TOKYO -- Regulations to protect workers in Japan from abusive bosses and colleagues took effect Monday to criticism that the rules only provide a road map to deskbound bullies.

Large companies now must combat so-called power harassment -- which includes such acts as striking an employee with one's bare hands or an object, according to the labor ministry. But an accidental collision does not count.

Critics say the overprecise cases provided by the ministry will only allow abusive colleagues at the office to evade responsibility by basing their defenses on the counterexamples, eroding the effectiveness of the regulations.

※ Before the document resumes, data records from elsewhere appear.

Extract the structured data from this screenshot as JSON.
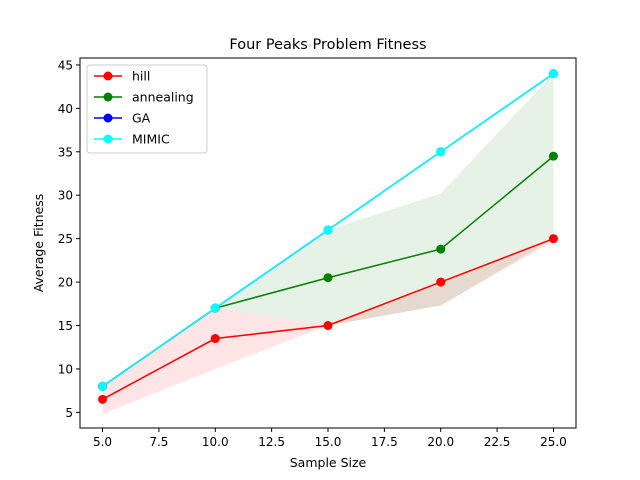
{
  "chart_data": {
    "type": "line",
    "title": "Four Peaks Problem Fitness",
    "xlabel": "Sample Size",
    "ylabel": "Average Fitness",
    "x": [
      5,
      10,
      15,
      20,
      25
    ],
    "xlim": [
      4,
      26
    ],
    "ylim": [
      3.2,
      45.8
    ],
    "xticks": [
      5.0,
      7.5,
      10.0,
      12.5,
      15.0,
      17.5,
      20.0,
      22.5,
      25.0
    ],
    "xtick_labels": [
      "5.0",
      "7.5",
      "10.0",
      "12.5",
      "15.0",
      "17.5",
      "20.0",
      "22.5",
      "25.0"
    ],
    "yticks": [
      5,
      10,
      15,
      20,
      25,
      30,
      35,
      40,
      45
    ],
    "ytick_labels": [
      "5",
      "10",
      "15",
      "20",
      "25",
      "30",
      "35",
      "40",
      "45"
    ],
    "grid": false,
    "legend_position": "top-left",
    "series": [
      {
        "name": "hill",
        "color": "#ff0000",
        "values": [
          6.5,
          13.5,
          15,
          20,
          25
        ],
        "band_lower": [
          4.8,
          10,
          15,
          17.3,
          24.7
        ],
        "band_upper": [
          8,
          17,
          15,
          20,
          25
        ]
      },
      {
        "name": "annealing",
        "color": "#008000",
        "values": [
          8,
          17,
          20.5,
          23.8,
          34.5
        ],
        "band_lower": [
          8,
          17,
          15,
          17.3,
          25
        ],
        "band_upper": [
          8,
          17,
          26,
          30.2,
          44
        ]
      },
      {
        "name": "GA",
        "color": "#0000ff",
        "values": [
          8,
          17,
          26,
          35,
          44
        ]
      },
      {
        "name": "MIMIC",
        "color": "#00ffff",
        "values": [
          8,
          17,
          26,
          35,
          44
        ]
      }
    ]
  }
}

"It was not appropriate to list examples that are not applicable," said Naoto Sasayama, a Tokyo-based attorney.

Large companies are now legally required to have strict policies against workplace bullying. They must train employees and have a contact point for reporting cases of abuse. Companies allowing egregious abuse to occur will have their names made public by the government.

Small and midsize businesses must make efforts toward prevention through March 2022. Afterward, the rules will fully apply to them as well.

Companies have been busy rolling out anti-harassment measures. Mitsubishi Electric drew up its own plans in January after a new employee died by suicide from overwork. The company set up a consultation center where people can talk to outside experts. Managers from section chiefs on up underwent training.

Executives at ANA Holdings unit All Nippon Airways have received online training since May. This month, Japan Post Holdings unit Japan Post will encourage reporting by displaying contact information at the nation's 24,000 or so post offices.

Reported bullying and harassment cases reached a new record of roughly 82,000 in fiscal 2018, according to the labor ministry. There are concerns that the coronavirus-induced economic stagnation will fuel more abuse.

"When business becomes harsh, harassment tends to be directed toward individuals with weak positions," Sasayama said.